We are moored outside the Black Country Living Museum.
It’s been a long day with lots of contrasts. We started out early again, before seven o’clock to try to beat the weather. Three more locks of the Birmingham & Fazeley canal and then we turned onto the Tame Valley canal. This junction of the Birmingham & Fazeley, the Tame Valley and the Birmingham & Warwick junction (Saltley cut) canals is underneath Spaghetti junction of the M6 and A38(M).

I wonder how many people up there realise there is a junction 200 years older down here?
I wonder how many people up there realise there is a junction 200 years older down here?

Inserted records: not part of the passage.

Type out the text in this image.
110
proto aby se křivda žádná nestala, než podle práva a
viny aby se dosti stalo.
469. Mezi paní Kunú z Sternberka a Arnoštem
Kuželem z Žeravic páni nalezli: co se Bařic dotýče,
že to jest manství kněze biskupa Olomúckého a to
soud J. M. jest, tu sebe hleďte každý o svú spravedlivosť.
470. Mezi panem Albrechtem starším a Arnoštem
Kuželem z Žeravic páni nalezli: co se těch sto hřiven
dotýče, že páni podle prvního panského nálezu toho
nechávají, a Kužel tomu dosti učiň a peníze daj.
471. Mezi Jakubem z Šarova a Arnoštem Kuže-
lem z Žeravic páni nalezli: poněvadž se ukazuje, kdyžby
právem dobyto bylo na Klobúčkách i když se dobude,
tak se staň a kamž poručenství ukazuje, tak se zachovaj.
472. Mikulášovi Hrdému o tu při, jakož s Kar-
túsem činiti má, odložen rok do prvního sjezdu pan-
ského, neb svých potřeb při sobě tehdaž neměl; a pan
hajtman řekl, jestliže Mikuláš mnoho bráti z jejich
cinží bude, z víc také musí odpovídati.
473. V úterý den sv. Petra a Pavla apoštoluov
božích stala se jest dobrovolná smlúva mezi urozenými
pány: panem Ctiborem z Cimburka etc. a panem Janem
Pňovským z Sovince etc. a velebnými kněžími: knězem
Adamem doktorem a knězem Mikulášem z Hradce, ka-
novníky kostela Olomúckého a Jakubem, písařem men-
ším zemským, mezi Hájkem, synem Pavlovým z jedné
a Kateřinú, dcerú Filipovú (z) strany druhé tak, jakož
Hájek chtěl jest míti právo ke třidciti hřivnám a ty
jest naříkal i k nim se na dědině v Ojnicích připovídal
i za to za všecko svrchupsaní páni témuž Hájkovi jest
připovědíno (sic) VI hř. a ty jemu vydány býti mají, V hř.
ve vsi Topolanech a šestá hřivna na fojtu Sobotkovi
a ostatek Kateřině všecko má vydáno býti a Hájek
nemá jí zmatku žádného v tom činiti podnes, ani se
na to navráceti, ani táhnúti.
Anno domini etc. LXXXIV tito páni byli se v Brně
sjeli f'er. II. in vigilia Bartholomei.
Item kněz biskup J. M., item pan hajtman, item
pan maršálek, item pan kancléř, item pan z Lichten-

The Tame Valley canal was much nicer than we had expected. It skirts around the northern suburbs of Birmingham, but is surprisingly rural. The Perry Barr flight of thirteen locks are very well maintained making life easier for the few boaters who venture this way.

The Perry Barr flight
The Perry Barr flight

An interesting feature of these locks (well interesting to boaters anyway) is that the top paddles are connected via a conduit to the tail of the lock. So when you fill a lock it fills from both ends. This means that there aren’t any swirling currents to move the boat. No “pull”, the boat stays still in the middle. The Tame Valley was built late in the canal era, so this must have been an idea the 19th century canal builders learned from the mistakes of their 18th century colleagues.
Later the Tame Valley canal goes right through the middle of the M5/M6 junction. At one point going over some of the slip road between the two motorways.

Aqueduct over the motorways
Aqueduct over the motorways

We then turned onto the Walsall canal. This wasn’t so attractive. The water was black and oily in places and very shallow. A short trip along the Birmingham old main line brought us to Dudley.